PostgreSQL actually supports GIN indexes for array columns. Unfortunately, it is not suitable for NOT ARRAY[...] <@ indexed_col , and GIN indexes are not suitable for frequently updated tables.
Demo:
CREATE TABLE arrtable (id integer primary key, array_column integer[]); INSERT INTO arrtable(1, ARRAY[1,2,3,4]); CREATE INDEX arrtable_arraycolumn_gin_arr_idx ON arrtable USING GIN(array_column);
Unfortunately, this shows that, as written, we cannot use the index. If you do not deny the condition that it can be used, you can search and count the strings containing the search element (by removing NOT ).

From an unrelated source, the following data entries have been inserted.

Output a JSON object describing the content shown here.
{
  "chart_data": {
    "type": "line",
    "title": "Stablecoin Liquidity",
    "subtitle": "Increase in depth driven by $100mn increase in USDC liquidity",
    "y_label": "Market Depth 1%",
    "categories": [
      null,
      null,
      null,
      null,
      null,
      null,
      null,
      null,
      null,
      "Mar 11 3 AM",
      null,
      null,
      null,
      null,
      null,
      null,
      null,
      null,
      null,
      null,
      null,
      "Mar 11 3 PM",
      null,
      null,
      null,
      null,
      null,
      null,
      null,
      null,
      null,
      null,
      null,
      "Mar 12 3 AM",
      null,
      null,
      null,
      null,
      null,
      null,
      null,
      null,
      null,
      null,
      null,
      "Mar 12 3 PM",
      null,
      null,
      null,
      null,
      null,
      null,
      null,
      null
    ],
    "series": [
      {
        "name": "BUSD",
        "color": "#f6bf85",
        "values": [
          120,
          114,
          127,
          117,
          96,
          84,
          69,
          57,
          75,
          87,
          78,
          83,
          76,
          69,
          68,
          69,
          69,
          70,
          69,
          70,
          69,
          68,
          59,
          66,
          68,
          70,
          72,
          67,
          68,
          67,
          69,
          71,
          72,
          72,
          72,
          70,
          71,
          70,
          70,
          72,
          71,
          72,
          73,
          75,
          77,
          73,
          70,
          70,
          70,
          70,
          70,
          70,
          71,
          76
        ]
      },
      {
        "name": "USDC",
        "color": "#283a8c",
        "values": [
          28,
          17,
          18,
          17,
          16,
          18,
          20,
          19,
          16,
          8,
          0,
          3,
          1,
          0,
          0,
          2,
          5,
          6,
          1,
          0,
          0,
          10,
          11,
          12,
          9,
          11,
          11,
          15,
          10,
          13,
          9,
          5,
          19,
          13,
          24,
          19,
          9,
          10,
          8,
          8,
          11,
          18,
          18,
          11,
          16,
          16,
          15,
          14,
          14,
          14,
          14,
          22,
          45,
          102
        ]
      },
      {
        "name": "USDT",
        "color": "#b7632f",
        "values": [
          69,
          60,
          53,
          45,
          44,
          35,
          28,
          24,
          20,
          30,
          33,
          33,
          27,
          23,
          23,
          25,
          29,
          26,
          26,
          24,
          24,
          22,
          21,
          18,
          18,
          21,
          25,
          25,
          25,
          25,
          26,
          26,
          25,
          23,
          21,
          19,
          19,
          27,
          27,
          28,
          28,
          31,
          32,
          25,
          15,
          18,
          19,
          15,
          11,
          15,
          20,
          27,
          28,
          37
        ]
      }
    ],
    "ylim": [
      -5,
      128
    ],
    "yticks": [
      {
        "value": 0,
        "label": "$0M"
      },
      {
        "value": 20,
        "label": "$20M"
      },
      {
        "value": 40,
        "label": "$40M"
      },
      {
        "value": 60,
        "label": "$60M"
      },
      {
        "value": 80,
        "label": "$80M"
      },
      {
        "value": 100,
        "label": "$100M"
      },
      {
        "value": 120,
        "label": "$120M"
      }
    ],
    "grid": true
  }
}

You can use the index to count records containing the target value, and then subtract this result from all records. Since count all the rows in the table are rather slow in PostgreSQL (9.1 and older) and require sequential scans, this will be actually slower than your current query. It is possible that in 9.2 you can use only index scanning for row counting, if you have a b-tree index on id , in which case it could really be OK:
SELECT ( SELECT count(id) FROM arrtable ) - ( SELECT count(id) FROM arrtable WHERE (ARRAY[1] <@ arrtable.array_column) );
Guaranteed execution is worse than the original version for Pg 9.1 and below, because in addition to seqscan, your original also requires a GIN index scan. I tested this on 9.2, and it looks like it is using the index for the account, so it's worth exploring it for 9.2. With some less trivial dummy data:
drop index arrtable_arraycolumn_gin_arr_idx ; truncate table arrtable; insert into arrtable (id, array_column) select s, ARRAY[1,2,s,s*2,s*3,s/2,s/4] FROM generate_series(1,1000000) s; CREATE INDEX arrtable_arraycolumn_gin_arr_idx ON arrtable USING GIN(array_column);
Note that a GIN index like this slows down updates using LOT, and at the beginning it is rather slow to create. It is not suitable for tables that are updated quite like your table.
Worse, a query using this index takes twice as much as your original query and, at best, half as much in the same dataset. This is the worst case where the index is not very selective, like ARRAY[1] - 4s versus 2s for the original query. If the index is very selective (that is, there are not so many matches, for example ARRAY[199] ), it works after about 1.2 seconds compared to the original 3. This index is simply not worth having for this query.
Is the lesson here? Sometimes the correct answer is simply to perform a sequential scan.
Since this will not be done for your hit rates, either support the materialized view with a trigger, as @debenhur suggests, or try to invert the array as a list of parameters that are not in the record so that you can use the GiST Index as @maniek suggests.